Paranoia, Delusions, Hallucinations: Symptoms of ICU Delirium

This content is sponsored by MedStar Washington Hospital Center

Being admitted to a hospital intensive care unit (ICU) can be troubling no matter what the reason. Sometimes the medication used in treatment or just the environment can lead to another problem called ICU delirium.

ICU delirium is an acute condition where a patient experiences sudden, intense confusion that can include inattention, disorganized thinking, hallucinations, confusion and paranoia, said Dr. Matthew Schreiber, associate director of the medical ICU at MedStar Washington Hospital Center, who also specializes in pulmonary disease/critical care medicine.

“It’s often the consequence of another disease, but it’s important to recognize delirium as its own condition requiring its own plan of care,” Dr. Schreiber said.

There are many causes for delirium, Dr. Schreiber said. Some medications have an association with delirium and the ICU itself can lead to delirium as well.

“Imagine dealing with night after night of an environment with 24-hour lights, beeping, and interruption. While those things are happening as part of a plan to treat somebody, after days of this stimulation it can impacts a patient’s mental status leading to delirium,” Dr. Schreiber said.

Patients with ICU delirium can’t maintain focus and have disorganized thinking. In more extreme situations, they can be confused by their surroundings and see and hear things that aren’t there.

Delirium is a condition that comes and goes, Dr. Schreiber explained. “It can be there at 6 a.m., gone at noon, back again at 7 p.m., and gone at 2 a.m. The ongoing fluctuations like that are a key component,” he said. That’s why it’s important for hospital staff to perform assessments for delirium on patients, he added.

It may be difficult to tell if someone is delirious by looking at them or speaking with them, so there is a specific assessment to determine if the patient has had a change in their level of calmness or sedation.
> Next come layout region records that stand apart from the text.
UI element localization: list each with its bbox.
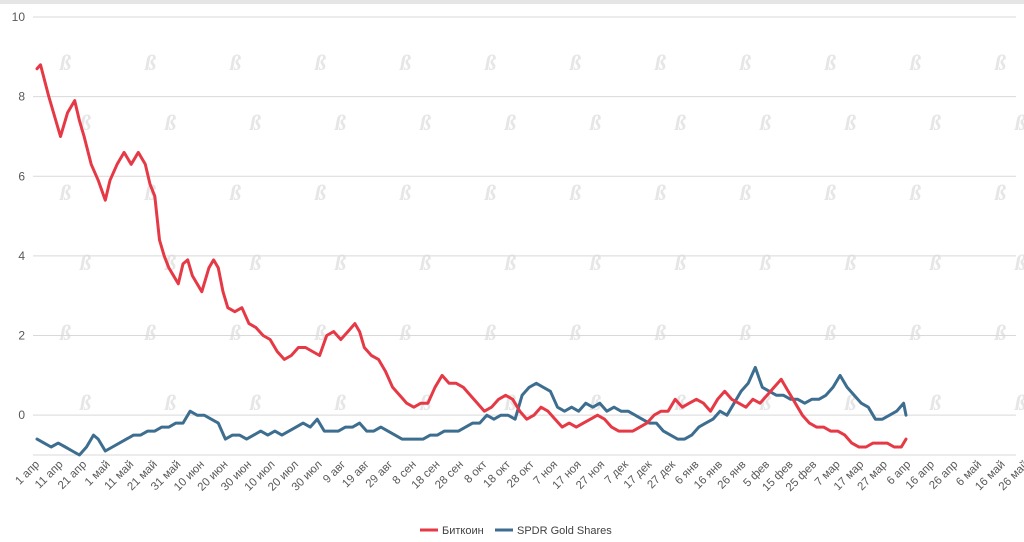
watermark-logo: ß bbox=[994, 180, 1006, 205]
y-tick-label: 0 bbox=[18, 408, 25, 422]
watermark-logo: ß bbox=[589, 390, 601, 415]
top-border bbox=[0, 0, 1024, 4]
watermark-logo: ß bbox=[909, 180, 921, 205]
watermark-layer: ß ß ß ß ß ß ß ß ß ß ß ß ß ß ß ß ß ß ß ß ß ß ß ß ß ß ß ß ß ß ß ß ß ß ß ß ß ß ß ß… bbox=[59, 50, 1024, 415]
watermark-logo: ß bbox=[229, 180, 241, 205]
y-axis-tick-labels: 0 2 4 6 8 10 bbox=[12, 10, 26, 422]
y-tick-label: 2 bbox=[18, 329, 25, 343]
watermark-logo: ß bbox=[1014, 390, 1024, 415]
y-tick-label: 8 bbox=[18, 90, 25, 104]
gridlines bbox=[33, 16, 1016, 456]
watermark-logo: ß bbox=[419, 110, 431, 135]
legend-label: Биткоин bbox=[442, 525, 484, 537]
x-tick-label: 28 окт bbox=[505, 458, 537, 490]
watermark-logo: ß bbox=[994, 320, 1006, 345]
watermark-logo: ß bbox=[314, 180, 326, 205]
x-tick-label: 29 авг bbox=[364, 459, 396, 491]
watermark-logo: ß bbox=[229, 50, 241, 75]
series-line-bitcoin bbox=[35, 63, 908, 449]
watermark-logo: ß bbox=[504, 250, 516, 275]
watermark-logo: ß bbox=[844, 390, 856, 415]
legend: Биткоин SPDR Gold Shares bbox=[420, 525, 612, 537]
watermark-logo: ß bbox=[674, 250, 686, 275]
watermark-logo: ß bbox=[249, 390, 261, 415]
legend-label: SPDR Gold Shares bbox=[517, 525, 612, 537]
watermark-logo: ß bbox=[334, 250, 346, 275]
watermark-logo: ß bbox=[314, 320, 326, 345]
watermark-logo: ß bbox=[419, 250, 431, 275]
watermark-logo: ß bbox=[249, 110, 261, 135]
watermark-logo: ß bbox=[909, 320, 921, 345]
watermark-logo: ß bbox=[484, 50, 496, 75]
watermark-logo: ß bbox=[59, 320, 71, 345]
series-lines bbox=[35, 63, 908, 457]
watermark-logo: ß bbox=[79, 250, 91, 275]
x-tick-label: 27 дек bbox=[645, 458, 678, 491]
watermark-logo: ß bbox=[929, 250, 941, 275]
watermark-logo: ß bbox=[399, 320, 411, 345]
watermark-logo: ß bbox=[229, 320, 241, 345]
watermark-logo: ß bbox=[164, 390, 176, 415]
watermark-logo: ß bbox=[164, 110, 176, 135]
watermark-logo: ß bbox=[334, 390, 346, 415]
watermark-logo: ß bbox=[1014, 250, 1024, 275]
watermark-logo: ß bbox=[314, 50, 326, 75]
watermark-logo: ß bbox=[739, 50, 751, 75]
watermark-logo: ß bbox=[654, 50, 666, 75]
watermark-logo: ß bbox=[824, 320, 836, 345]
watermark-logo: ß bbox=[654, 320, 666, 345]
watermark-logo: ß bbox=[994, 50, 1006, 75]
watermark-logo: ß bbox=[144, 180, 156, 205]
watermark-logo: ß bbox=[484, 180, 496, 205]
watermark-logo: ß bbox=[654, 180, 666, 205]
watermark-logo: ß bbox=[739, 180, 751, 205]
watermark-logo: ß bbox=[589, 110, 601, 135]
watermark-logo: ß bbox=[909, 50, 921, 75]
watermark-logo: ß bbox=[844, 250, 856, 275]
watermark-logo: ß bbox=[759, 250, 771, 275]
watermark-logo: ß bbox=[589, 250, 601, 275]
watermark-logo: ß bbox=[569, 50, 581, 75]
y-tick-label: 6 bbox=[18, 169, 25, 183]
watermark-logo: ß bbox=[504, 110, 516, 135]
watermark-logo: ß bbox=[144, 50, 156, 75]
watermark-logo: ß bbox=[929, 110, 941, 135]
watermark-logo: ß bbox=[739, 320, 751, 345]
watermark-logo: ß bbox=[929, 390, 941, 415]
watermark-logo: ß bbox=[1014, 110, 1024, 135]
watermark-logo: ß bbox=[59, 50, 71, 75]
watermark-logo: ß bbox=[484, 320, 496, 345]
watermark-logo: ß bbox=[569, 180, 581, 205]
y-tick-label: 4 bbox=[18, 249, 25, 263]
watermark-logo: ß bbox=[569, 320, 581, 345]
watermark-logo: ß bbox=[79, 390, 91, 415]
watermark-logo: ß bbox=[824, 50, 836, 75]
watermark-logo: ß bbox=[144, 320, 156, 345]
watermark-logo: ß bbox=[249, 250, 261, 275]
watermark-logo: ß bbox=[399, 50, 411, 75]
y-tick-label: 10 bbox=[12, 10, 26, 24]
watermark-logo: ß bbox=[759, 110, 771, 135]
series-line-spdr-gold bbox=[35, 365, 908, 457]
watermark-logo: ß bbox=[334, 110, 346, 135]
watermark-logo: ß bbox=[824, 180, 836, 205]
watermark-logo: ß bbox=[674, 110, 686, 135]
watermark-logo: ß bbox=[399, 180, 411, 205]
watermark-logo: ß bbox=[844, 110, 856, 135]
watermark-logo: ß bbox=[59, 180, 71, 205]
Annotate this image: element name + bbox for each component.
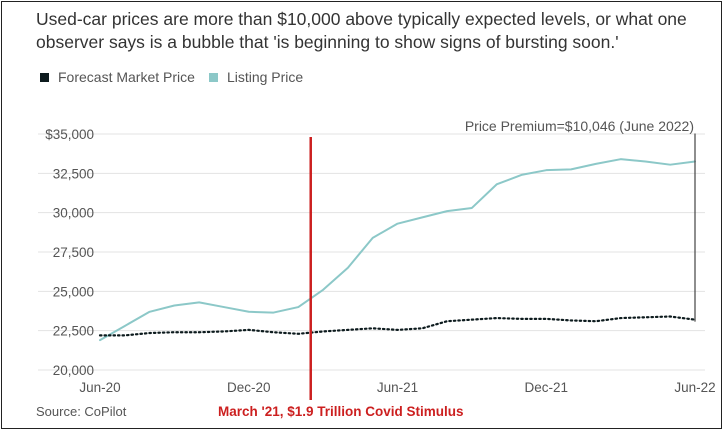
chart-title: Used-car prices are more than $10,000 ab…	[36, 9, 687, 52]
legend: Forecast Market Price Listing Price	[40, 69, 317, 85]
x-tick-label: Jun-21	[377, 380, 418, 395]
x-tick-label: Dec-20	[227, 380, 271, 395]
x-tick-label: Jun-22	[674, 380, 715, 395]
source-note: Source: CoPilot	[36, 404, 127, 419]
legend-swatch-forecast	[40, 72, 49, 82]
listing-price-line	[99, 158, 696, 342]
y-tick-label: 32,500	[53, 166, 94, 181]
legend-label-forecast: Forecast Market Price	[58, 69, 195, 85]
forecast-market-price-line	[98, 315, 697, 337]
y-tick-label: 27,500	[53, 245, 94, 260]
stimulus-label: March '21, $1.9 Trillion Covid Stimulus	[218, 404, 464, 419]
legend-swatch-listing	[208, 72, 218, 82]
legend-item-forecast: Forecast Market Price	[40, 69, 195, 85]
premium-label: Price Premium=$10,046 (June 2022)	[465, 118, 694, 134]
y-tick-label: 22,500	[53, 324, 94, 339]
x-tick-label: Jun-20	[79, 380, 120, 395]
y-tick-label: 30,000	[53, 206, 94, 221]
y-tick-label: 25,000	[53, 284, 94, 299]
legend-label-listing: Listing Price	[226, 69, 304, 85]
y-tick-label: 20,000	[53, 363, 94, 378]
y-tick-label: $35,000	[45, 127, 94, 142]
legend-item-listing: Listing Price	[208, 69, 304, 85]
x-tick-label: Dec-21	[524, 380, 568, 395]
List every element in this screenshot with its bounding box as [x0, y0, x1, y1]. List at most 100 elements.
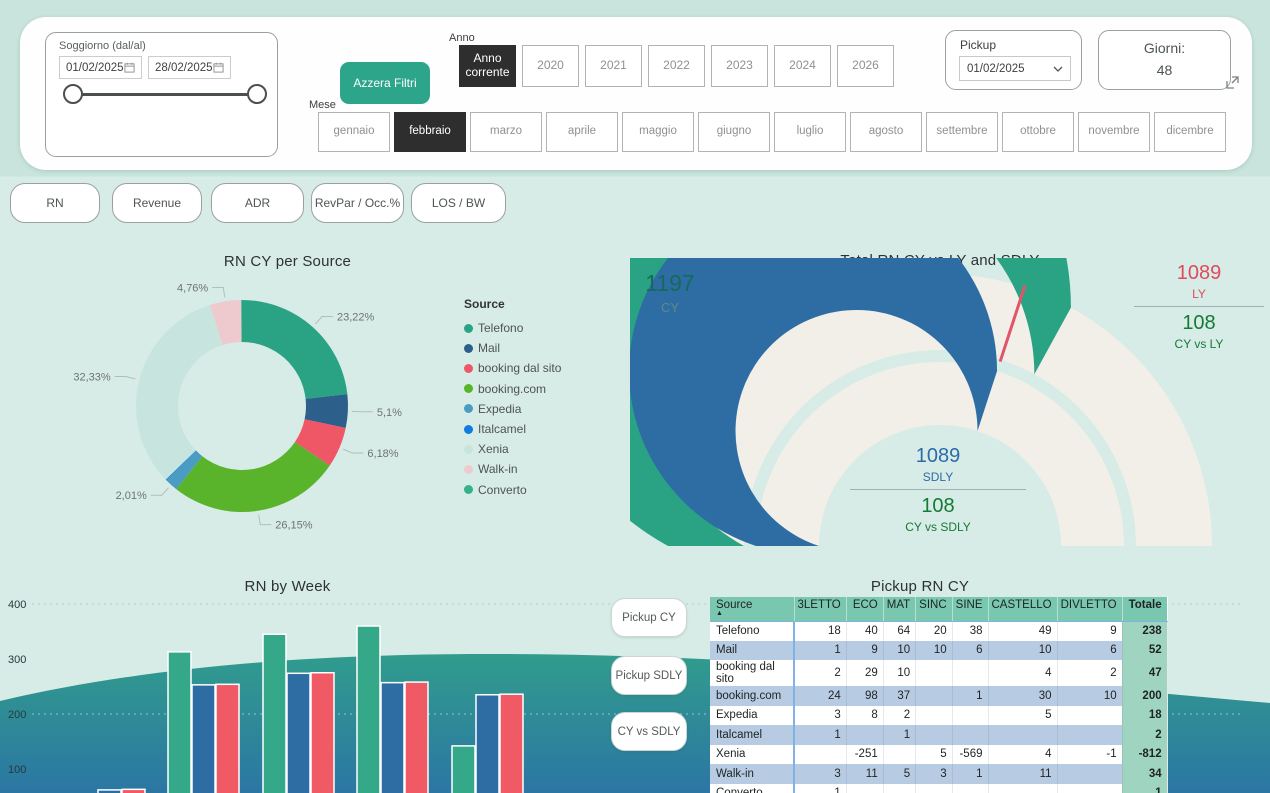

Also tested is the patient’s attentiveness or ability to focus and their thought process.

Hospital staffers test patients’ ability to focus by seeing whether they can appropriately follow instructions for a simple task 10 times. Then, to measure disorganized thinking, they ask patients questions with obvious answers, such as: Can you hit a nail with a hammer?; Is a mouse bigger than a giraffe?; Is ice cream cold?

Dr. Schreiber says ICU delirium is common and hospital staffers check patients regularly.

“We check every patient in the ICU every single day and when diagnosed, delirium can significantly change our plan of care.”

If a patient tests positive for delirium, doctors may decide to get rid of a sedative, alter medications or look more closely for signs that something else is wrong.

It’s not yet clear what exactly leads to ICU delirium, however the older a person is, or the more ill a person gets, the more likely they are to have delirium, Dr. Schreiber said. Also, people who have a history of dependence on chemical substances or are who are on a ventilator machine are more likely to develop delirium.

“Whether if any one of those things are the absolute cause or not is hard to say,” Dr. Schreiber said. “It’s really something we should be looking for in every patient.

An “ABCDEF bundle” is used with ICU patients to potentially help them avoid long-term complications with ICU delirium. The acronym stands for assess and address pain; both a spontaneous breathing and spontaneous awakening trial; choice of medication; delirium: check for it; early mobilization activity; and family engagement and involvement.

“Long term, patients that have had delirium are shown have more cognitive and functional issues as well as an increased chance for death at 6 months,” Dr. Schreiber said, adding that it’s crucial to mitigate that type of long-term damage from delirium.